From the opening of Act III onwards the poem completely disintegrates. The dethronement of Jupiter is a piece of creaking epic stage machinery; there is no confrontation between him and Prometheus, and thence no reconciliation. The evil principle is merely dismissed. The reunification of Prometheus and Asia when it comes is empty and anticlimactic. The vision of the world and Nature revolutionized is almost entirely a failure, anyway poetically an impossible task. The language as a whole becomes increasingly rhetorical, and the imagery depends on successive reworking and weakening of tropes and metaphors discovered in the first two acts. Prometheus’s reaction to his liberation and the revolution of human society is to retire into a kind of rural hermitage, ‘a cave, All overgrown with trailing odorous plants, Which curtain out the day with leaves and flowers’. This is yet another recycling of the image of the Baths of Caracalla, a
hortus conclusus
, and it symbolizes a rejection of the world rather than universal social revolution. In this sense Shelley’s poetry remains more honest than his ideology, for the actions of Prometheus in Act III are those of a leader who has escaped defeat and gone into a jaded exile, rather than those of a genuine victor.

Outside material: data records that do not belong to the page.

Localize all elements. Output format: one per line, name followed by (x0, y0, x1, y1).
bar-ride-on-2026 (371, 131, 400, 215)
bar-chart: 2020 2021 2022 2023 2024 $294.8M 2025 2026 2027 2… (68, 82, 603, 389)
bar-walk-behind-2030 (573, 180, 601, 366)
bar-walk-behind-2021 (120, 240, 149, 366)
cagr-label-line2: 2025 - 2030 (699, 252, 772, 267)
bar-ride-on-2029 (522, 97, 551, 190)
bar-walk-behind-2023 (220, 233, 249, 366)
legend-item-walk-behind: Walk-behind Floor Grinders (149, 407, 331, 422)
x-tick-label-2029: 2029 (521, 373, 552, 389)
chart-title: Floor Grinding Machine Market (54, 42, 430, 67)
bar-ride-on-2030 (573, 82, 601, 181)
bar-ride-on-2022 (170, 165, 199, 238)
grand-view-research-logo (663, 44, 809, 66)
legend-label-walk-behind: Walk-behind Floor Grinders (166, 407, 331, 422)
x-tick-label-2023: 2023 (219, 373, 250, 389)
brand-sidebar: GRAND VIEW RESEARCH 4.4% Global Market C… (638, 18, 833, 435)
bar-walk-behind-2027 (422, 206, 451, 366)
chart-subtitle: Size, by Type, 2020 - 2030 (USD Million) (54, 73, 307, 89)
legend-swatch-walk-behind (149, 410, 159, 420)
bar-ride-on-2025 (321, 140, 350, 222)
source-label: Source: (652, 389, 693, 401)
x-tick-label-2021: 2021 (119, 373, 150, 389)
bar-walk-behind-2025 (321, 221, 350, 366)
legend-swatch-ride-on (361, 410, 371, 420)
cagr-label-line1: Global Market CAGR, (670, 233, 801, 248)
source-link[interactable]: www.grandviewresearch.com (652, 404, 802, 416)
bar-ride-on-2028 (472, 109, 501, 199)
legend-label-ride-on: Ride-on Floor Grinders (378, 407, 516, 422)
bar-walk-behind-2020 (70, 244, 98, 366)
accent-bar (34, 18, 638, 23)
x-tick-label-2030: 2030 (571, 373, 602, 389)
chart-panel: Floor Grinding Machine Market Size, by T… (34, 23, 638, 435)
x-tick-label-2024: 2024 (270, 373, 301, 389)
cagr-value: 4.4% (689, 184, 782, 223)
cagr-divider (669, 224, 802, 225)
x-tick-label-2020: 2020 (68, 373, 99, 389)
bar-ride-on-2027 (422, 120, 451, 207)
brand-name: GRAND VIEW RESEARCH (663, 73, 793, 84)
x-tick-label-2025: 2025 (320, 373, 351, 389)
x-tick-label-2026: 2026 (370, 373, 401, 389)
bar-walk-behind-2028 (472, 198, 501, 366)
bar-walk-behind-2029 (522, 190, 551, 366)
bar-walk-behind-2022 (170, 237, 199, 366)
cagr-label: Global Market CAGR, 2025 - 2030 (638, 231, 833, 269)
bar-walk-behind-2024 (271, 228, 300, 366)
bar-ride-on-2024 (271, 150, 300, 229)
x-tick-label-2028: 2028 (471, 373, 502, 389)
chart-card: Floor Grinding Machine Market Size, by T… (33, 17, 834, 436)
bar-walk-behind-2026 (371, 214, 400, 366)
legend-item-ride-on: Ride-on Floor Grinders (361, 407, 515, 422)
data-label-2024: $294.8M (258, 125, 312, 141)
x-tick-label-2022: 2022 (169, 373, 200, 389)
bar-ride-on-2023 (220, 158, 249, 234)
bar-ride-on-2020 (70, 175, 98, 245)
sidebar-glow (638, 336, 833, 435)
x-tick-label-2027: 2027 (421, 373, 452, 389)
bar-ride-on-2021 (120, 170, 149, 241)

Shelley himself had increasingly nagging doubts about Act III. In the autumn of the year, at Florence, he returned to it, and added a Fourth Act. This was really a confession of artistic failure. He abandoned the mythic structure altogether, banished Prometheus and Asia to a forest cave from which they do not emerge at all or speak, and attempted to create a cosmic operetta of lyric duets and trios between Earth, Moon and Demogorgon. It is like the libretto for a great piece of music that he never managed to compose.

The great achievement of
Prometheus Unbound
therefore rests securely in the first two acts which together form a complete and unified poem of some 1,500 lines. The rest remains superfluous and second-rate. But the essential two-act work is undoubtedly the second of Shelley’s four Italian masterpieces. At every level it is a poem of hope achieved agonizingly through suffering: but it is not broadly an optimistic poem. It is in many ways obsessed with the evil and pain and tyranny in the world, like all Shelley’s previous writing. More than in
The Revolt of Islam
, and more perhaps than in
Queen Mab
, it sees the definite
imminence of a moral and political revolution: in this sense it is more aggressive and confident. But it also presents clearly the possibilities of both a peaceful and a violent revolution: the choice remains ahead, and in a sense, always remains ahead. Finally, says the poem and the myth, there will be Victory. But the Victory is not there in Shelley’s poem. The Revolution remains to be made.